There has always been something a little spooky around the edges of John Fahey's music. The record that made the guitarist a bigger-than-cult figure around 1968 (it's hard to say just how big he was; in 1968, everything was a cult), "Blind Joe Death," seemed to come from an older, darker, more obstinate world than the rainbow-hued one that was blasting out of most of the speakers back then. His solo steel-string guitar -- all iron-solid fingerpicking, shifting bass lines under an ominous Delta-blues attack -- had a naked deliberateness, an almost Gothic quality.
Fahey's 10-finger virtuosity helped bring the acoustic steel-string guitar onto center stage as a solo instrument and inspired numerous followers, most notably Leo Kottke. His own career has followed an idiosyncratic path, from versions of songs by Brazilian guitar masters Baden Powell and Bola Sete to traditional folk melodies to adaptations of orchestral themes. He's even covered Eric Clapton's "Layla." In "City of Refuge," however, Fahey goes beyond idiosyncratic and into downright weird. And in this case, weird ain't wonderful.
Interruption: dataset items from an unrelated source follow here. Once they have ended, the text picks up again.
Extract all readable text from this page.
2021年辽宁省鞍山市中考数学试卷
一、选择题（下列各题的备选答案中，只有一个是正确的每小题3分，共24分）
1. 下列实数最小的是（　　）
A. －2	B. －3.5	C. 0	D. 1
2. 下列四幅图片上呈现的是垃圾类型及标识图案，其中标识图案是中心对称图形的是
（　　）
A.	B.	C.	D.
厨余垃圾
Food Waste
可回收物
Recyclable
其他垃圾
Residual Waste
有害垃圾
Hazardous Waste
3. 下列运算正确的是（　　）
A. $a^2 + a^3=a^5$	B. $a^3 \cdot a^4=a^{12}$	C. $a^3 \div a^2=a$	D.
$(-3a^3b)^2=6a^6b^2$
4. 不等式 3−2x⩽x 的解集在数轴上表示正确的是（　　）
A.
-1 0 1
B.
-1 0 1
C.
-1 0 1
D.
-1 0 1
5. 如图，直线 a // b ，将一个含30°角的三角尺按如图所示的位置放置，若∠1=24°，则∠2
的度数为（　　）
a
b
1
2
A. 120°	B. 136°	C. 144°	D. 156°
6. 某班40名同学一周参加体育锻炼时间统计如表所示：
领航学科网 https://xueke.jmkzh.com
"City of Refuge" may not be the most unpleasant album ever recorded, but it comes close. At several points during this interminable, self-indulgent aural experiment, I became convinced that Fahey's purpose was to recreate the exact sensation of a bad LSD trip or an evil hangover on a metaphysical
scale. If that is true, he succeeded admirably: This album should come with a free packet of Thorazine.
There are one or two tracks on "City of Refuge" where something like guitar playing can be heard, but mostly this "avant-garde" CD offers tonal noodlings that could have been done better by an autistic monkey and assorted "industrial" indulgences. I don't have anything against outside music: I like Ornette, I dig Cecil Taylor in small doses and I've even gotten a few moments of sublimity from a Chicago Art Ensemble concert. But there just ain't enough payoff for the ordeal of listening to Fahey deliberately hitting frets, muffling notes, turning the tuning pegs as he
pointlessly twangs whatever string comes to hand and generally acting like this curved wooden box is something he's never seen before. Every now and then he stumbles upon a Chopin-y chord that shines for an instant like a beacon against the background of sonic garbage. Then it's back for a nice stretch-out in the old tuna cans and thrown-away newspapers.
At its best, "City of Refuge" achieves a nightmarish soundtrack quality, "Eraserhead" meets "Under the Volcano." If you like nightmares, this album is for you. Perhaps the most horrific moment comes in a "tune" cheerily titled "On the Death and Disembowelment of the New Age," when what sounds
like high-frequency maracas, or a hideous swarm of soulless insects, are shaken into your ears for five, count 'em five, minutes. Rock on, dude!
It's all very deconstructive and super-hip, but even Derrida probably can play better than this, and he sucks as a guitarist. I for one prefer to read my philosophy.
Leo Kottke's "Standing In My Shoes," mercifully, doesn't aspire to these lofty depths. Kottke, though not as dark and deep as Fahey, is even more of a virtuoso: Like a ragtime pianist, he has the kind of impeccable ability to play different lines simultaneously that almost requires a split brain.
The man's right hand should be preserved for science. The novelty here is that he uses a drummer and bass player. Usually it's just Kottke and his guitar. This allows him to stretch out a bit more rhythmically, since he doesn't have to maintain the bass line himself. The downside is that the sound is sometimes bottom-heavy and plodding. "Standing In My Shoes" is a nice little album, at times a bit repetitive, but subtly lyrical and funky in a smart, understated way.
Kottke plays a lot of slide here, and sings in a relaxed, intelligent voice -- much of this album is reminiscent of a polyrhythmic, understated Ry Cooder. An off-kilter, propulsive beat plays tag with catchy repeated guitar riffs, with hints of Indian and country added to Kottke's sui generis mixture of styles. One of the delights here is Chet Atkins' resonator-guitar solo on "Twice" -- listening to the old master's melodic assurance, you can hear the territory George Harrison came from. It's all very solid and unobjectionable, though a bit short on the sublime moments that Kottke at his best can attain.
When those moments come -- in the elegiac "Across the Street," with its dreamlike chords, in the melodic "Dead End" and in his understated but touching version of the old blues ballad "Corrina, Corrina," with its superb guitar voicings -- you wish Kottke had been a bit more adventurous, allowed his harmonic imagination freer rein. Still, Kottke's playing is as sensitive and precise as ever. "Standing In My Shoes" isn't groundbreaking,
but it's a pleasant excursion into new territory for a first-rate instrumentalist.